Laparoscopic surgery is now the only way to accurately diagnose endometriosis. With no technology available to monitor disease progression or therapy response, there is a significant unmet medical need among this population for reliable and accurate tests.

In a previous proof-of-concept study, which assessed the potential of DotLab’s biomarkers to monitor disease progression and treatment response, this class of biomarkers was shown to have the potential to be used both to diagnose endometriosis and to monitor its progression and response to therapy.

More specifically, the study showed that the levels of micro ribonucleic acid (microRNA) biomarkers in this test reverted to normal levels after treatment and matched the severity of disease.

These results were published in the study, “Serum MicroRNA Biomarkers Regulated by Simvastatin in a Primate Model of Endometriosis,” in the journal Reproductive Sciences.

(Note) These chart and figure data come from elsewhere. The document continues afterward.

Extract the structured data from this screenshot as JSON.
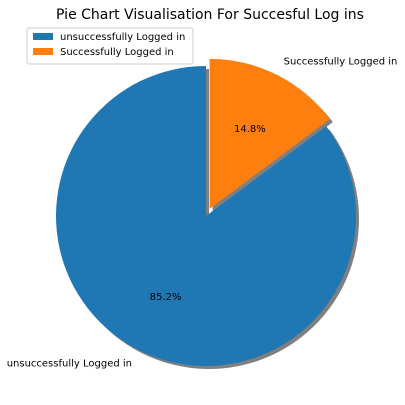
{
  "chart_data": {
    "type": "pie",
    "title": "Pie Chart Visualisation For Succesful Log ins",
    "slices": [
      {
        "label": "unsuccessfully Logged in",
        "value": 85.2,
        "percent_label": "85.2%",
        "color": "#1f77b4",
        "exploded": false
      },
      {
        "label": "Successfully Logged in",
        "value": 14.8,
        "percent_label": "14.8%",
        "color": "#ff7f0e",
        "exploded": true
      }
    ],
    "start_angle_deg": 90,
    "direction": "counterclockwise",
    "shadow": true,
    "legend": {
      "placement": "top-left",
      "entries": [
        "unsuccessfully Logged in",
        "Successfully Logged in"
      ]
    }
  }
}
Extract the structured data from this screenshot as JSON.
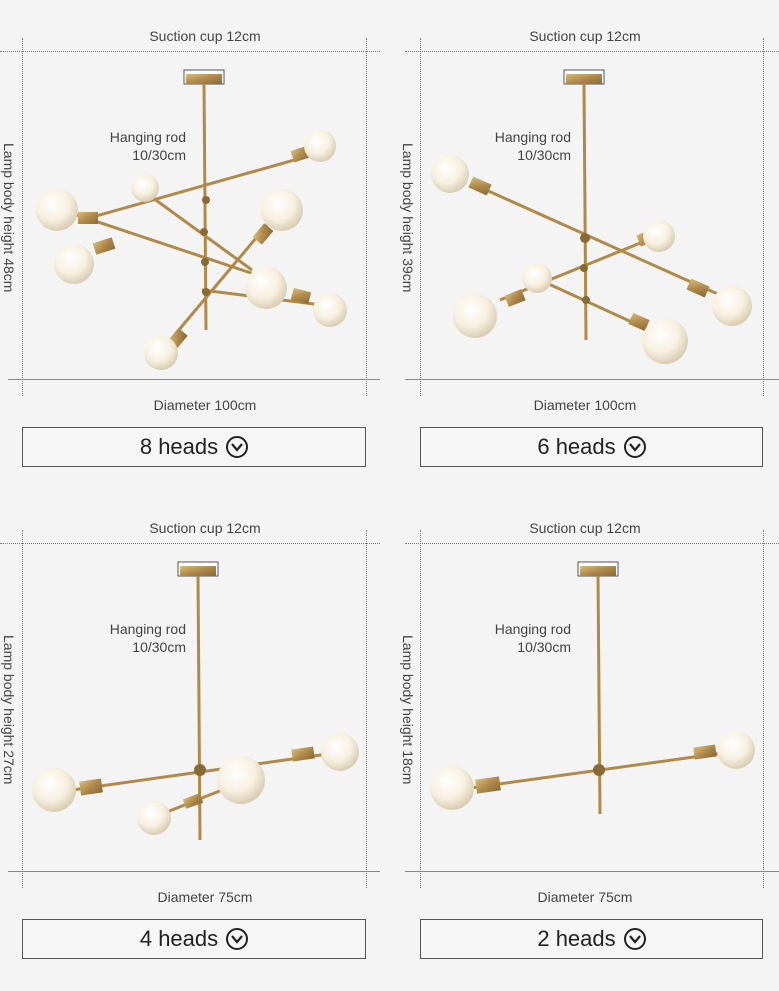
{
  "panels": [
    {
      "cup": "Suction cup 12cm",
      "rod_line1": "Hanging rod",
      "rod_line2": "10/30cm",
      "height": "Lamp body height 48cm",
      "diameter": "Diameter 100cm",
      "heads": "8 heads"
    },
    {
      "cup": "Suction cup 12cm",
      "rod_line1": "Hanging rod",
      "rod_line2": "10/30cm",
      "height": "Lamp body height 39cm",
      "diameter": "Diameter 100cm",
      "heads": "6 heads"
    },
    {
      "cup": "Suction cup 12cm",
      "rod_line1": "Hanging rod",
      "rod_line2": "10/30cm",
      "height": "Lamp body height 27cm",
      "diameter": "Diameter 75cm",
      "heads": "4 heads"
    },
    {
      "cup": "Suction cup 12cm",
      "rod_line1": "Hanging rod",
      "rod_line2": "10/30cm",
      "height": "Lamp body height 18cm",
      "diameter": "Diameter 75cm",
      "heads": "2 heads"
    }
  ],
  "colors": {
    "brass": "#b8975a",
    "bulb": "#fbf6ea"
  },
  "icons": {
    "dropdown": "chevron-down-circle-icon"
  }
}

In this new study, led by Hugh Taylor, MD, chair of the department of obstetrics, gynecology, and reproductive sciences at Yale, a team will collect samples of blood serum and saliva from patients who are currently receiving treatment for endometriosis for 48 weeks, after diagnosis with laparoscopic surgery.

If patients have to change treatments, researchers will repeat sample collection before the start of the new medication. Biomarker levels will be measured in each sample and monitored for change over time to evaluate patient response to therapy.

Applications of this technology could be useful in both clinical practice and clinical research, such as the collection of real-world evidence on the effectiveness of a new class of Gonadotropin-releasing hormone (GnRH) antagonists for endometriosis.

Endometriosis is an estrogen-dependent disease that could be treatable by estrogen withdrawal, a therapy that uses GnRH antagonists. The problem is that complete estrogen withdrawal results in unacceptable side effects. To overcome this problem, a combination of low-dose estrogen and progestin together with a GnRH agonist is used, with the goal of limiting these side effects. DotLab’s technology could be used to monitor the effectiveness of this treatment over time.


  1. Monitoring the progression or regression of endometriosis is a test looking for a use. Why? There is zero correlation between amount of endometriosis and pain. What to do with someone with no evidence of endometriosis on the test but still in severe pain? Mayb gynecologists will finally wake up and realize that active endometriosis is not always the issue even in patients with a priori diagnosed endometriosis. Why? If there is endometriosis associated infertility this can be fixed with oocyte cryopreservation and IVF. So, then it is really a clinical problem – not a lab problem. I will be sure to short this stock! Although, I hope they make lots of money selling a useless test.

    • Mel Smythe says:

      I applaud any researchers working on making diagnosis more streamline. However I am sure many endo sisters would agree with me that it is rarely as straight forward as pain = active endo.
      I really wish they would find a cause, then we will know how to combat it and test for it correctly.
      Now this might be too simplistic, or ill informed, but there must be a marker somewhere in the body showing where and why this happens.